A Lot of Good Intentions

I had intended to write a Christmas letter to go along with my family photo, but, to be honest, I felt like if I were to write a letter during that time, it wouldn't have come from a positive place.

I was saying the words, 'it's not fair', a lot. So much so, that my daughter has picked it up and is using the words in her vocabulary. I was in a lot of pain, and was really playing the 'wo is me' card. So, I didn't want to write a letter summing up the year and have it be in a negative light. I just skipped the task (something I regret now), but I knew it was the best choice at the time.

I really feel like the year 2010 was one of my most difficult years of my life. It started off fine, but then the kids were hospitalized in March, and shortly after that I found out I was pregnant with Grayson (which is one of the greatest blessings of the year),I hurt my knee and suffered with knee pain during the entire pregnancy and weight gain associated with it.

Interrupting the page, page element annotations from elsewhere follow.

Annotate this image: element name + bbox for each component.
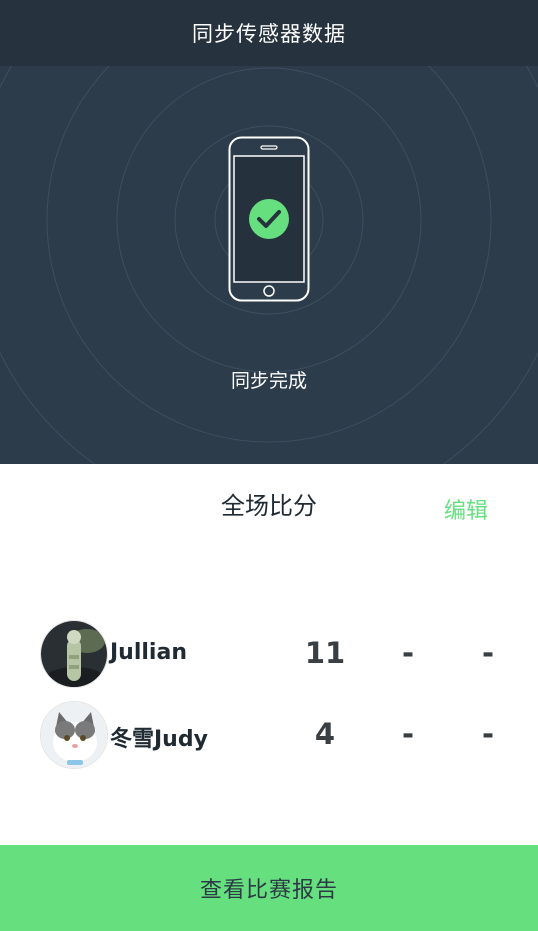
view-report-button[interactable]: 查看比赛报告	[0, 845, 538, 931]
player-row: Jullian 11 - -	[0, 620, 538, 690]
score-value: -	[401, 717, 415, 751]
page-title: 同步传感器数据	[192, 22, 346, 46]
phone-icon	[228, 136, 310, 302]
navigation-bar: 同步传感器数据	[0, 0, 538, 66]
score-value: -	[481, 636, 495, 670]
player-row: 冬雪Judy 4 - -	[0, 701, 538, 771]
score-value: -	[401, 636, 415, 670]
check-circle-icon	[249, 199, 289, 239]
score-header: 全场比分 编辑	[0, 486, 538, 526]
score-value: -	[481, 717, 495, 751]
cat-avatar	[40, 701, 108, 769]
edit-button[interactable]: 编辑	[444, 493, 488, 525]
score-value: 4	[314, 717, 336, 751]
view-report-label: 查看比赛报告	[199, 878, 338, 903]
player-name: 冬雪Judy	[110, 727, 208, 752]
sync-status-text: 同步完成	[230, 370, 307, 392]
cactus-avatar	[40, 620, 108, 688]
player-name: Jullian	[110, 640, 187, 665]
score-value: 11	[304, 636, 346, 670]
sync-panel: 同步传感器数据 同步完成	[0, 0, 538, 464]
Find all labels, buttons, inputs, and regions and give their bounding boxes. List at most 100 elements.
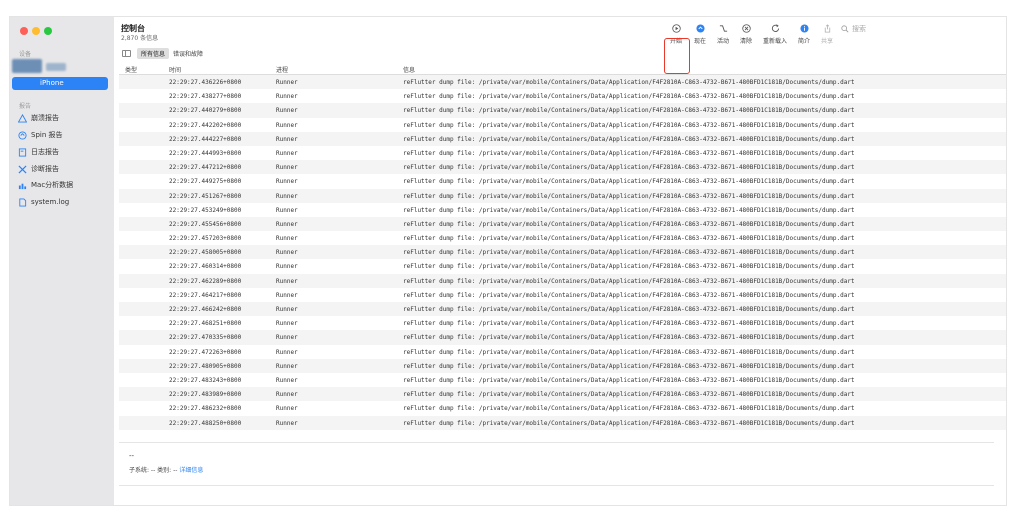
detail-divider	[119, 442, 994, 443]
sidebar: 设备 iPhone 报告 崩溃报告 Spin 报告 日志报告 诊断报告 Mac分…	[10, 17, 114, 505]
blurred-device-name	[46, 63, 66, 71]
row-time: 22:29:27.453249+0800	[169, 206, 242, 214]
bottom-divider	[119, 485, 994, 486]
row-process: Runner	[276, 107, 298, 115]
table-row[interactable]: 22:29:27.480905+0800 Runner reFlutter dump…	[119, 358, 1006, 373]
detail-placeholder: --	[129, 452, 135, 460]
column-header-message[interactable]: 信息	[403, 65, 415, 74]
log-book-icon	[18, 147, 27, 157]
table-row[interactable]: 22:29:27.472263+0800 Runner reFlutter dump…	[119, 345, 1006, 359]
row-time: 22:29:27.444993+0800	[169, 149, 242, 157]
info-button[interactable]: 简介	[793, 24, 815, 45]
reload-icon	[771, 24, 779, 32]
table-row[interactable]: 22:29:27.438277+0800 Runner reFlutter dump…	[119, 89, 1006, 103]
errors-faults-filter[interactable]: 错误和故障	[173, 49, 203, 58]
row-message: reFlutter dump file: /private/var/mobile…	[403, 419, 855, 427]
sidebar-item-log-reports[interactable]: 日志报告	[18, 146, 59, 158]
table-row[interactable]: 22:29:27.444227+0800 Runner reFlutter dump…	[119, 131, 1006, 146]
table-row[interactable]: 22:29:27.460314+0800 Runner reFlutter dump…	[119, 259, 1006, 273]
devices-section-header: 设备	[19, 51, 32, 58]
tools-icon	[18, 164, 27, 174]
row-time: 22:29:27.480905+0800	[169, 362, 242, 370]
sidebar-item-label: Spin 报告	[31, 131, 63, 139]
reload-button[interactable]: 重新载入	[762, 24, 788, 45]
table-row[interactable]: 22:29:27.451267+0800 Runner reFlutter dump…	[119, 188, 1006, 203]
row-time: 22:29:27.444227+0800	[169, 135, 242, 143]
start-button-highlight	[664, 38, 690, 74]
sidebar-item-label: Mac分析数据	[31, 181, 74, 189]
row-time: 22:29:27.468251+0800	[169, 320, 242, 328]
row-message: reFlutter dump file: /private/var/mobile…	[403, 348, 855, 356]
console-window: 设备 iPhone 报告 崩溃报告 Spin 报告 日志报告 诊断报告 Mac分…	[10, 17, 1006, 505]
bar-chart-icon	[18, 183, 27, 189]
activity-button[interactable]: 活动	[712, 24, 734, 45]
sidebar-item-diagnostic-reports[interactable]: 诊断报告	[18, 163, 59, 175]
row-process: Runner	[276, 348, 298, 356]
table-row[interactable]: 22:29:27.442202+0800 Runner reFlutter dump…	[119, 118, 1006, 132]
search-placeholder: 搜索	[852, 25, 866, 33]
row-process: Runner	[276, 192, 298, 200]
sidebar-item-mac-analytics[interactable]: Mac分析数据	[18, 179, 73, 191]
table-row[interactable]: 22:29:27.458005+0800 Runner reFlutter dump…	[119, 245, 1006, 260]
close-window-button[interactable]	[20, 27, 28, 35]
row-process: Runner	[276, 135, 298, 143]
table-body: 22:29:27.436226+0800 Runner reFlutter dump…	[119, 75, 1006, 430]
table-row[interactable]: 22:29:27.447212+0800 Runner reFlutter dump…	[119, 160, 1006, 175]
table-row[interactable]: 22:29:27.483243+0800 Runner reFlutter dump…	[119, 373, 1006, 387]
table-row[interactable]: 22:29:27.453249+0800 Runner reFlutter dump…	[119, 203, 1006, 217]
search-field[interactable]: 搜索	[841, 24, 866, 34]
row-message: reFlutter dump file: /private/var/mobile…	[403, 376, 855, 384]
sidebar-item-system-log[interactable]: system.log	[18, 196, 69, 208]
row-message: reFlutter dump file: /private/var/mobile…	[403, 320, 855, 328]
row-time: 22:29:27.442202+0800	[169, 121, 242, 129]
table-row[interactable]: 22:29:27.462289+0800 Runner reFlutter dump…	[119, 273, 1006, 288]
zoom-window-button[interactable]	[44, 27, 52, 35]
table-row[interactable]: 22:29:27.436226+0800 Runner reFlutter dump…	[119, 75, 1006, 90]
sidebar-item-crash-reports[interactable]: 崩溃报告	[18, 112, 59, 124]
column-header-process[interactable]: 进程	[276, 65, 288, 74]
share-icon	[824, 24, 830, 33]
table-row[interactable]: 22:29:27.486232+0800 Runner reFlutter dump…	[119, 401, 1006, 415]
details-link[interactable]: 详细信息	[179, 467, 203, 474]
row-message: reFlutter dump file: /private/var/mobile…	[403, 79, 855, 86]
table-row[interactable]: 22:29:27.468251+0800 Runner reFlutter dump…	[119, 316, 1006, 330]
row-time: 22:29:27.436226+0800	[169, 79, 242, 86]
row-process: Runner	[276, 405, 298, 413]
table-row[interactable]: 22:29:27.440279+0800 Runner reFlutter dump…	[119, 103, 1006, 118]
table-row[interactable]: 22:29:27.488250+0800 Runner reFlutter dump…	[119, 415, 1006, 430]
clear-circle-icon	[741, 24, 751, 33]
column-header-time[interactable]: 时间	[169, 65, 181, 74]
row-process: Runner	[276, 277, 298, 285]
row-process: Runner	[276, 419, 298, 427]
table-row[interactable]: 22:29:27.457203+0800 Runner reFlutter dump…	[119, 231, 1006, 245]
table-row[interactable]: 22:29:27.444993+0800 Runner reFlutter dump…	[119, 146, 1006, 160]
share-button[interactable]: 共享	[816, 24, 838, 45]
row-time: 22:29:27.466242+0800	[169, 306, 242, 313]
row-process: Runner	[276, 334, 298, 342]
document-icon	[19, 197, 27, 207]
minimize-window-button[interactable]	[32, 27, 40, 35]
all-messages-filter[interactable]: 所有信息	[137, 48, 170, 59]
sidebar-item-iphone[interactable]: iPhone	[12, 77, 108, 90]
column-header-type[interactable]: 类型	[125, 65, 137, 74]
row-process: Runner	[276, 306, 298, 313]
row-process: Runner	[276, 164, 298, 172]
row-process: Runner	[276, 93, 298, 101]
table-row[interactable]: 22:29:27.455456+0800 Runner reFlutter dump…	[119, 216, 1006, 232]
row-process: Runner	[276, 291, 298, 299]
blurred-device-avatar	[12, 59, 42, 73]
table-row[interactable]: 22:29:27.470335+0800 Runner reFlutter dump…	[119, 330, 1006, 345]
row-message: reFlutter dump file: /private/var/mobile…	[403, 178, 855, 186]
now-button[interactable]: 现在	[689, 24, 711, 45]
table-row[interactable]: 22:29:27.449275+0800 Runner reFlutter dump…	[119, 174, 1006, 188]
play-circle-icon	[671, 24, 681, 33]
row-process: Runner	[276, 206, 298, 214]
table-row[interactable]: 22:29:27.464217+0800 Runner reFlutter dump…	[119, 288, 1006, 302]
sidebar-toggle-icon[interactable]	[122, 50, 131, 57]
row-time: 22:29:27.488250+0800	[169, 419, 242, 427]
clear-button[interactable]: 清除	[735, 24, 757, 45]
row-time: 22:29:27.472263+0800	[169, 348, 242, 356]
table-row[interactable]: 22:29:27.483989+0800 Runner reFlutter dump…	[119, 387, 1006, 402]
table-row[interactable]: 22:29:27.466242+0800 Runner reFlutter dump…	[119, 302, 1006, 317]
sidebar-item-spin-reports[interactable]: Spin 报告	[18, 129, 63, 141]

Four weeks after delivery I had the knee surgery, and two weeks after surgery at my follow-up appointment, I found out I have a blood clot in my calf. I actually suspected it about a week after surgery, and would have known by then, but we cancelled our appointment due to bad weather. So, when we were finally able to see the doctor, I told him about the pain in my calf and he ordered an ultrasound of my leg.

The US tech scanned the entire left leg, stating that they start with the groin area, move to the thigh, and then the calf. They do it in that order because it shows the level of seriousness of the clot. Meaning a clot in the groin and thigh are more serious than a clot in the calf.

They found the clot in the superficial veins of my calf, which is a good thing, because the chance of it moving (according to my doctor) is 'very highly unlikely'.

Still, I have been very anxious about this diagnosis, and I am already an anxious person. I do feel that everything is going to be fine, but I hate the fact that I have a blood clot in my calf and there is potential risk of it threatening my life.

My plan of treatment has been to take an aspirin a day. I take a 325 mg aspirin, and I have hated it so far (it has been two weeks). I am starting to feel side effects. Especially if I don't eat a ton of food when I take it. My doctor advised that I not nurse Grayson during the entire time I was taking aspirin, because of the theoretical concern linking Reye's Syndrome with aspirin. But, I just couldn't take that blanket advise from the doc. I ended up calling a dozen other professionals to get their opinions about nursing and taking such a low dose of aspirin.

The conclusion? Most of them said it would be fine to nurse, and if there was any trace of aspirin in my breast milk, it would be less than 0.1%. Still, this is my baby we're talking about, and I didn't want to do anything that might affect his health. So, I decided that I would pump and dump for eight hours after taking the medicine, and that I would nurse him as often as he wants during the other hours of the day.

So far, so good. I actually have a follow-up appointment tomorrow with my knee surgeon. I'm hoping I will get the go-ahead to stop taking aspirin, or at least be able to take a smaller dosage. We'll see!

2 comments:

Carolanne said...

Yikes! That is really scary, not to mention inconvenient for the whole nursing thing. It sounds like it can only get better from here though. In comparison 2011 will be a great year.

Court and Jill said...

Crazy stuff! Hope the clot dissolves soon. Hoping 2011 is a better year.